Là encore, le gouvernement n'entend pas revenir sur ce point important de la réforme, principale raison des grèves qui persistent à la RATP et à la SNCF. Les syndicats réformateurs, favorables à un système par points, sont d'accord avec le principe de supprimer les régimes spéciaux, et l'ont toujours été. Les autres n'ont jamais été d'accord sur le principe. Et le statu quo devrait perdurer. Le 23 décembre dernier, au JDD, Laurent Laurent Pietraszewski, nouveau secrétaire d'Etat aux Retraites, a déclaré : "C'est vrai, nous ne reviendrons pas sur la suppression des régimes spéciaux." 

Toutefois, pour essayer de calmer les choses, le gouvernement a fait plusieurs concessions, envers plusieurs professions, notamment les policiers, les danseurs de l'Opéra, les marins ou les pilotes. 

Prise en compte de la pénibilité

Dans la présentation de son projet le 11 décembre, Edouard Philippe a annoncé que la prise en compte de la pénibilité serait étendue aux fonctionnaires. Ils pourront bénéficier du compte professionnel de prévention, nouveau nom du compte pénibilité. Mais le gouvernement a ajouté qu'il ne réintégrerait pas dans la prise en compte de la pénibilité quatre critères supprimés en 2017 (le port de charges lourdes, les postures pénibles, les vibrations mécaniques et l'exposition à des agents chimiques dangereux). Or, il s'agit d'une revendication de la CDFT et de l'Unsa.
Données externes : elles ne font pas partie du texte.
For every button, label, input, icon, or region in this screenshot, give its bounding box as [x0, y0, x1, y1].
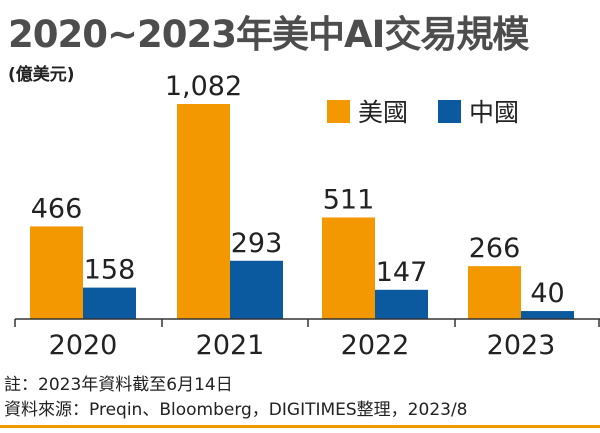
- x-tick-label-2020: 2020: [49, 330, 118, 361]
- legend-label-cn: 中國: [469, 98, 520, 127]
- data-label-cn-2022: 147: [376, 257, 428, 288]
- data-label-cn-2020: 158: [84, 255, 136, 286]
- bar-us-2022: [322, 217, 375, 319]
- bar-cn-2023: [521, 311, 574, 319]
- bar-us-2023: [468, 266, 521, 319]
- bar-us-2020: [30, 226, 83, 319]
- legend-item-us: 美國: [327, 93, 408, 129]
- data-label-us-2022: 511: [323, 184, 375, 215]
- data-label-us-2021: 1,082: [165, 71, 242, 102]
- bar-us-2021: [177, 104, 230, 319]
- legend-swatch-cn: [438, 99, 462, 123]
- x-tick-label-2021: 2021: [196, 330, 265, 361]
- footnote-source: 資料來源：Preqin、Bloomberg，DIGITIMES整理，2023/8: [4, 400, 468, 420]
- data-label-us-2023: 266: [469, 233, 521, 264]
- unit-label: (億美元): [8, 65, 75, 85]
- x-tick-label-2023: 2023: [487, 330, 556, 361]
- data-label-cn-2023: 40: [530, 278, 564, 309]
- bottom-rule: [0, 425, 600, 428]
- bar-cn-2022: [375, 289, 428, 319]
- bar-cn-2020: [83, 287, 136, 319]
- legend: 美國 中國: [327, 93, 549, 129]
- chart-title: 2020~2023年美中AI交易規模: [8, 13, 529, 56]
- x-tick-label-2022: 2022: [341, 330, 410, 361]
- legend-swatch-us: [327, 99, 350, 123]
- bar-cn-2021: [230, 260, 283, 319]
- footnote-note: 註：2023年資料截至6月14日: [4, 375, 233, 395]
- legend-label-us: 美國: [358, 98, 409, 127]
- data-label-us-2020: 466: [31, 193, 83, 224]
- legend-item-cn: 中國: [438, 93, 519, 129]
- data-label-cn-2021: 293: [231, 228, 283, 259]
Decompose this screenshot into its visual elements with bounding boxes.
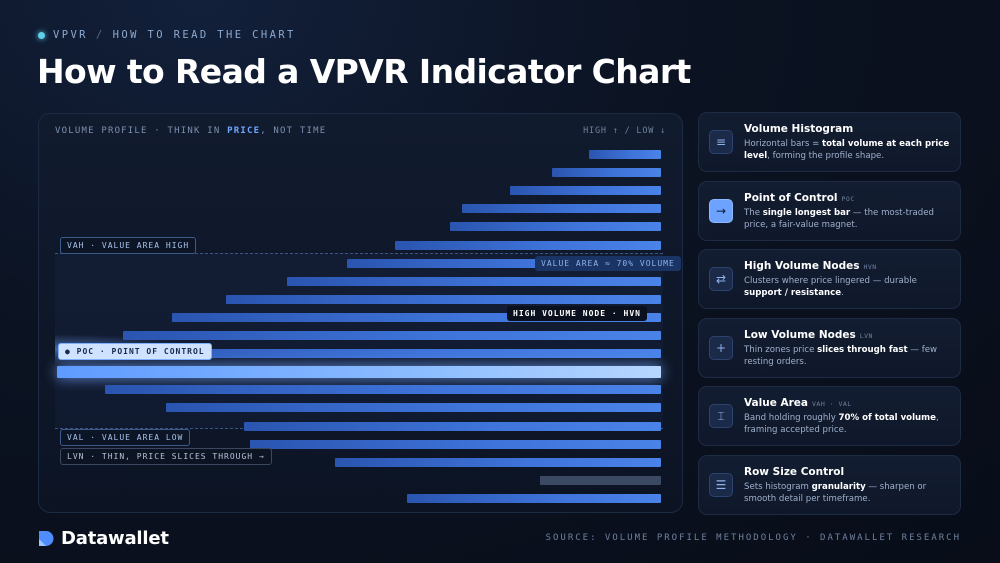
volume-bar: [244, 421, 661, 431]
description-text: , framing accepted price.: [744, 413, 939, 435]
volume-bar: [226, 294, 661, 304]
description-text: The: [744, 207, 763, 218]
datawallet-logo-icon: [39, 531, 54, 546]
volume-bar: [250, 439, 661, 449]
volume-bar: [407, 493, 661, 503]
description-emphasis: slices through fast: [817, 344, 908, 355]
lvn-bar: [540, 475, 661, 485]
cluster-icon: ⇄: [709, 267, 733, 291]
volume-bar: [588, 150, 661, 159]
volume-bar: [552, 168, 661, 178]
legend-card-description: Thin zones price slices through fast — f…: [744, 344, 956, 368]
legend-card-title: Low Volume Nodes LVN: [744, 329, 873, 341]
histogram-icon: ≡: [709, 130, 733, 154]
volume-bar: [286, 276, 661, 286]
panel-heading-post: , NOT TIME: [260, 126, 327, 136]
legend-card-title-text: High Volume Nodes: [744, 260, 860, 272]
volume-bar: [123, 331, 661, 340]
legend-card: → Point of Control POC The single longest b…: [698, 180, 961, 241]
legend-card-abbr: LVN: [859, 331, 873, 340]
description-text: Sets histogram: [744, 481, 812, 492]
status-dot-icon: [38, 31, 45, 39]
arrow-right-icon: →: [709, 198, 733, 223]
legend-card-title-text: Low Volume Nodes: [744, 328, 856, 341]
description-text: , forming the profile shape.: [767, 151, 885, 161]
description-emphasis: granularity: [811, 481, 866, 492]
legend-card-abbr: POC: [841, 194, 855, 203]
legend-card-title: Value Area VAH · VAL: [744, 397, 852, 409]
volume-bar: [449, 222, 661, 232]
legend-card-title: Volume Histogram: [744, 123, 853, 135]
legend-card-title-text: Volume Histogram: [744, 123, 854, 135]
legend-card: ≡ Volume Histogram Horizontal bars = total…: [698, 112, 961, 172]
source-credit: SOURCE: VOLUME PROFILE METHODOLOGY · DAT…: [545, 533, 961, 543]
legend-card-description: Sets histogram granularity — sharpen or …: [744, 481, 956, 505]
description-text: — the most-traded price, a fair-value ma…: [744, 207, 935, 230]
page-title: How to Read a VPVR Indicator Chart: [37, 52, 691, 91]
legend-card: ☰ Row Size Control Sets histogram granular…: [698, 454, 961, 515]
description-emphasis: 70% of total volume: [838, 413, 936, 423]
vah-label: VAH · VALUE AREA HIGH: [60, 237, 197, 254]
legend-card-abbr: VAH · VAL: [812, 400, 852, 408]
volume-bar: [510, 186, 661, 196]
panel-heading-pre: VOLUME PROFILE · THINK IN: [55, 126, 228, 136]
legend-card: + Low Volume Nodes LVN Thin zones price sli…: [698, 317, 961, 378]
price-direction-label: HIGH ↑ / LOW ↓: [583, 126, 666, 136]
crosshair-icon: +: [709, 335, 733, 360]
volume-bar: [171, 312, 661, 322]
brand-logo[interactable]: Datawallet: [38, 528, 169, 549]
volume-bar: [395, 240, 661, 250]
lvn-label: LVN · THIN, PRICE SLICES THROUGH →: [60, 448, 272, 465]
description-text: Band holding roughly: [744, 413, 839, 423]
legend-card-title-text: Value Area: [744, 397, 808, 409]
legend-card-title-text: Point of Control: [744, 191, 838, 204]
volume-bar: [87, 349, 661, 359]
brand-name: Datawallet: [61, 528, 169, 549]
legend-card-description: Clusters where price lingered — durable …: [744, 275, 956, 299]
panel-heading-highlight: PRICE: [227, 126, 261, 136]
volume-bar: [105, 385, 661, 395]
volume-bar: [480, 512, 661, 513]
description-text: Thin zones price: [744, 344, 818, 355]
description-text: .: [841, 288, 844, 298]
description-text: — sharpen or smooth detail per timeframe…: [744, 481, 927, 504]
description-text: — few resting orders.: [744, 344, 938, 367]
legend-card-title: Row Size Control: [744, 466, 844, 478]
volume-bar: [334, 457, 661, 467]
val-label: VAL · VALUE AREA LOW: [60, 429, 191, 446]
volume-profile-panel: VOLUME PROFILE · THINK IN PRICE, NOT TIM…: [38, 113, 683, 513]
legend-card-description: The single longest bar — the most-traded…: [744, 207, 956, 231]
value-area-label: VALUE AREA ≈ 70% VOLUME: [535, 256, 681, 271]
poc-label: ● POC · POINT OF CONTROL: [58, 343, 212, 360]
legend-card-title: Point of Control POC: [744, 192, 855, 204]
legend-card: ⇄ High Volume Nodes HVN Clusters where pric…: [698, 249, 961, 309]
volume-bar: [165, 403, 661, 413]
legend-card-abbr: HVN: [863, 263, 877, 271]
bracket-icon: ⌶: [709, 404, 733, 428]
legend-card: ⌶ Value Area VAH · VAL Band holding roughly…: [698, 386, 961, 446]
breadcrumb-current: HOW TO READ THE CHART: [112, 29, 296, 41]
description-text: Horizontal bars =: [744, 139, 823, 149]
breadcrumb-root[interactable]: VPVR: [53, 29, 88, 41]
description-emphasis: total volume at each price level: [744, 139, 950, 161]
description-emphasis: support / resistance: [744, 288, 842, 298]
legend-card-title-text: Row Size Control: [744, 465, 845, 478]
breadcrumb: VPVR / HOW TO READ THE CHART: [38, 29, 296, 41]
poc-bar: [57, 365, 661, 378]
legend-card-title: High Volume Nodes HVN: [744, 260, 877, 272]
hvn-label: HIGH VOLUME NODE · HVN: [507, 306, 647, 321]
description-text: Clusters where price lingered — durable: [744, 276, 917, 286]
legend-card-description: Horizontal bars = total volume at each p…: [744, 138, 956, 162]
volume-bar: [461, 204, 661, 214]
legend-card-description: Band holding roughly 70% of total volume…: [744, 412, 956, 436]
breadcrumb-separator: /: [95, 29, 105, 41]
volume-bar: [346, 258, 661, 268]
panel-heading: VOLUME PROFILE · THINK IN PRICE, NOT TIM…: [55, 126, 326, 136]
sliders-icon: ☰: [709, 472, 733, 497]
description-emphasis: single longest bar: [762, 207, 851, 218]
Mais le 23 décembre dans son interview au JDD,  Laurent Pietraszewski a écarté d'emblée cette revendication, la réintégration de ces critères n'étant "pas à l'ordre du jour". Pour lui, il est préférable de se poser "la question des seuils" de pénibilité, "pour le travail de nuit, par exemple", que le Premier ministre a proposé jeudi d'abaisser à 110 nuits par an au lieu de 120, ou de travailler avec les branches "sur la prévention de la pénibilité, la reconversion, l'aménagement des fins de carrière".

Ce mardi 7 janvier, le patron du Medef s'est sur ce sujet encore dit prêt à "trouver des compromis". "Ce n'est pas illégitime que les points de pénibilité permettent de partir plus tôt, que cette mesure d'âge soit adaptée aux carrières longues. Ça peut-être un des éléments à discuter", a-t-il estimé. Mais il n'appelle pas à réintégrer les quatre critères manquants. "Ce qui est sur la table, ce sont les six critères actuels du compte pénibilité sur lesquels on peut regarder les seuils, si c'est raisonnable, et les améliorer pour prendre en compte plus de gens dans la pénibilité", a-t-il ajouté.

Quoi qu'il en soit le gouvernement n'entend pas faire de concession sur son calendrier :  le  projet de loi sera présenté en Conseil des ministres le 24 janvier et examiné par l'Assemblée à partir du 17 février.